Por que existe o controle de constitucionalidade?
O controle de constitucionalidade é o mecanismo jurídico que garante que todas as normas e atos estejam em conformidade com a Constituição. “Ele é necessário porque ela ocupa o lugar mais alto na hierarquia das normas jurídicas”, diz o advogado constitucionalista Álvaro Jorge, professor da FGV Direito Rio.
A existência de instrumentos que permitam a verificação da compatibilidade entre normas infraconstitucionais e o texto constitucional é o que confere efetividade à ideia de “supremacia constitucional”. “Todos os atos do Estado, inclusive os de particulares, precisam estar em conformidade com ela”, diz Jorge.
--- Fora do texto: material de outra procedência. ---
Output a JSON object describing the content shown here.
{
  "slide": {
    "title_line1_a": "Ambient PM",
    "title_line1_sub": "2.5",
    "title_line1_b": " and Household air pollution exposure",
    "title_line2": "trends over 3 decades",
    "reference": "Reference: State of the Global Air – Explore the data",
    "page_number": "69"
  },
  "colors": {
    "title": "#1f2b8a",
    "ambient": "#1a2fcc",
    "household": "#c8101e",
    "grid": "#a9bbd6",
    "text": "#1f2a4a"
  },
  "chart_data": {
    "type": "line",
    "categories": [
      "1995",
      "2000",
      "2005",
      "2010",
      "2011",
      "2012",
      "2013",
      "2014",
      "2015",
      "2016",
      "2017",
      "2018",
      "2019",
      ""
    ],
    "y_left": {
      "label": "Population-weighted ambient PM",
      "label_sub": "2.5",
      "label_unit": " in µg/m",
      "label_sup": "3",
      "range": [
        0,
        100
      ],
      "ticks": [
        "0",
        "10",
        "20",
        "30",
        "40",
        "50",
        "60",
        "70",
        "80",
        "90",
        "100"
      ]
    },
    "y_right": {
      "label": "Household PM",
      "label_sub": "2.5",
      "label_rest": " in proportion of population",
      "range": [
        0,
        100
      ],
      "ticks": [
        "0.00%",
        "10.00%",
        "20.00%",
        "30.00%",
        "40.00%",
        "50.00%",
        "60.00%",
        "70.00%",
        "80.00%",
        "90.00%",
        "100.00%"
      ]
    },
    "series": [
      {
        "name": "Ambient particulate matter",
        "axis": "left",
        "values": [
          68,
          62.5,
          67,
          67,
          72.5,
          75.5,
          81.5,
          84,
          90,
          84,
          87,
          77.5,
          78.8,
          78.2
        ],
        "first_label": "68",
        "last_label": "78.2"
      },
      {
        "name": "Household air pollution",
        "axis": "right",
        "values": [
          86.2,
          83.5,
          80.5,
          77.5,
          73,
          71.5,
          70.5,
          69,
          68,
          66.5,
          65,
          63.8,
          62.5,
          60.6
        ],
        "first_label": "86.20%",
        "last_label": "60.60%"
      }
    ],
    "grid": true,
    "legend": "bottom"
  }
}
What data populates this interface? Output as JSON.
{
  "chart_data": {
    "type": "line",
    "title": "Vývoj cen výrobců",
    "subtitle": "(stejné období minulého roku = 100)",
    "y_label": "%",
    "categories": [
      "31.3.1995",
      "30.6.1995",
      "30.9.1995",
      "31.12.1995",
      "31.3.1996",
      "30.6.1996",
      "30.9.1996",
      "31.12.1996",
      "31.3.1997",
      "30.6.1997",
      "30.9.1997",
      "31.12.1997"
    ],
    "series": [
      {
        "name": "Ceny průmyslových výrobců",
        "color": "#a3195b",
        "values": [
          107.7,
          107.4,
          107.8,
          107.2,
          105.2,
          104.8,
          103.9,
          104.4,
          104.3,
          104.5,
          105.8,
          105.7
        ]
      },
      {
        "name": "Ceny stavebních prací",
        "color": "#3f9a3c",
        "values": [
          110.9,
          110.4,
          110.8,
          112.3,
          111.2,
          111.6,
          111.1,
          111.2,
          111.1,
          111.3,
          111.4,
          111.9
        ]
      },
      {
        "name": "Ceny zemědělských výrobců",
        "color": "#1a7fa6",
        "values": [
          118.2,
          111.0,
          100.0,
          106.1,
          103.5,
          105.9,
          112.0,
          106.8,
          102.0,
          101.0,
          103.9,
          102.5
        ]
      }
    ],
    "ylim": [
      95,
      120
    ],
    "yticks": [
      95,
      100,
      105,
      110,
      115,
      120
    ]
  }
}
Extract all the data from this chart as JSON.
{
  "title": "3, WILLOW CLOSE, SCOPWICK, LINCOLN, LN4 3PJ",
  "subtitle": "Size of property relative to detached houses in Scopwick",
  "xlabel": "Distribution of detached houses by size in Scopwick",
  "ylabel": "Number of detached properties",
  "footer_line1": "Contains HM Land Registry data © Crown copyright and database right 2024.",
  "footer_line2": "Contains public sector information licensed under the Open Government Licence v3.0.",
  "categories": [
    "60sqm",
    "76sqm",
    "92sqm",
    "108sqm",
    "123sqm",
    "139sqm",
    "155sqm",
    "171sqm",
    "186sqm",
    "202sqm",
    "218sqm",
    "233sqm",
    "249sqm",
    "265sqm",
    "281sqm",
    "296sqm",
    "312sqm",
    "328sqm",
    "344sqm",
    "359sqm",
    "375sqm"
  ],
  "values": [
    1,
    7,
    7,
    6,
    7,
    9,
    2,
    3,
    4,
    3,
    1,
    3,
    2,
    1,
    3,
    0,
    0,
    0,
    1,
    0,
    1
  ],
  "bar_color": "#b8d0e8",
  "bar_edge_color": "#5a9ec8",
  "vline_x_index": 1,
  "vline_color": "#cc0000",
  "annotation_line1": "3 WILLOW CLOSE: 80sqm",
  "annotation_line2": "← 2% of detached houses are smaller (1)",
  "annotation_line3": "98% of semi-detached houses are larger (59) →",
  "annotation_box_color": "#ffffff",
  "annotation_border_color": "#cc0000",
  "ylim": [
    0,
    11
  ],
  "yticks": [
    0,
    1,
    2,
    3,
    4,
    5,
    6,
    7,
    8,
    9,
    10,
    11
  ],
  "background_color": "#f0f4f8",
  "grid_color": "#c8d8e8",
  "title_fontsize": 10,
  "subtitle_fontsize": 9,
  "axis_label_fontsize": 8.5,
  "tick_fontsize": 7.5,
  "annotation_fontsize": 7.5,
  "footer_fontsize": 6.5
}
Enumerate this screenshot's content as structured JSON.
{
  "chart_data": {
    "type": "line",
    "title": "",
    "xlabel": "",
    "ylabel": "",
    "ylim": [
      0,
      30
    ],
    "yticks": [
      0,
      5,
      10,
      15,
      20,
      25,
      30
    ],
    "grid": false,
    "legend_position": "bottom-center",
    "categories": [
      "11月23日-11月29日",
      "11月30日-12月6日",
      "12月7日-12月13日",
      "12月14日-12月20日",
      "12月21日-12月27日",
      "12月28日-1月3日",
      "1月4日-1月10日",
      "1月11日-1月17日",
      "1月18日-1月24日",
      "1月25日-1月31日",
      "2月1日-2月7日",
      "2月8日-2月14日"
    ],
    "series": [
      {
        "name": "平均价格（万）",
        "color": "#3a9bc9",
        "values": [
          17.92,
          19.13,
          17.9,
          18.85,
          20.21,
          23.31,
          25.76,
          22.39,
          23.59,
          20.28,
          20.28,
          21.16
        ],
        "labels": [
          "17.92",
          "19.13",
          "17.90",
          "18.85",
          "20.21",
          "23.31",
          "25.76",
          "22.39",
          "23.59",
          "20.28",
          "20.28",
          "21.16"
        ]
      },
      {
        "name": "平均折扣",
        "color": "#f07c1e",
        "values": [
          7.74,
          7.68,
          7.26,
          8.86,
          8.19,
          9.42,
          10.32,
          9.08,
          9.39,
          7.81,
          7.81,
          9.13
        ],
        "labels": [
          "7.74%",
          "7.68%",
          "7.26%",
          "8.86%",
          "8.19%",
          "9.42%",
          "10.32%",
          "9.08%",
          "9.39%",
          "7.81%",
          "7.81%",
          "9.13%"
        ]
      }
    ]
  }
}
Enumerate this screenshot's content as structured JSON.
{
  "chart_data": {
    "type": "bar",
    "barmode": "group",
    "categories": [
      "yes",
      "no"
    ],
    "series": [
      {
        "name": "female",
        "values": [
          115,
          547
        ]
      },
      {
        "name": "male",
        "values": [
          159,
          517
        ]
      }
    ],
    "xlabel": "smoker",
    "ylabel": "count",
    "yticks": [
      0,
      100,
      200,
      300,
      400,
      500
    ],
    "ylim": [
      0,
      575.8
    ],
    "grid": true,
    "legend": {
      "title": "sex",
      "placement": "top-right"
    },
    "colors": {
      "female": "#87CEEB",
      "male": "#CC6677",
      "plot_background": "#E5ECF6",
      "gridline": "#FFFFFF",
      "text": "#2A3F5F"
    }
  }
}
Ele frisa que, embora o STF tenha a última palavra, todos os Poderes exercem algum tipo de controle de constitucionalidade. Por exemplo, o Executivo pode vetar leis por razões constitucionais e o Legislativo faz análises prévias nas Comissões de Constituição e Justiça. Mas é o STF, conforme o artigo 101 da Constituição, que é o “guardião” da Carta.
ADI, ADC, ADPF e ADO
O sistema jurídico brasileiro prevê diferentes tipos de ações para o controle concentrado de constitucionalidade: a Ação Direta de Inconstitucionalidade (ADI), a Ação Declaratória de Constitucionalidade (ADC), a Arguição de Descumprimento de Preceito Fundamental (ADPF) e a Ação Direta de Inconstitucionalidade por Omissão (ADO). Veja as suas diferenças no quadro abaixo:

Esses dispositivos visam manter a coerência do ordenamento jurídico e prevenir abusos legislativos. “É um mecanismo objetivo de tutela da Constituição, voltado a retirar do ordenamento normas incompatíveis ou, em caso de omissão, compelir o legislador a agir”, ressalta José Miguel Garcia Medina, sócio do Medina Guimarães Advogados e professor da Universidade Estadual de Maringá (UEM).
“Os legitimados representam os Poderes de Estado ou corporações essenciais à democracia e garantem que grupos sociais com menos voz institucional também possam recorrer ao Judiciário.”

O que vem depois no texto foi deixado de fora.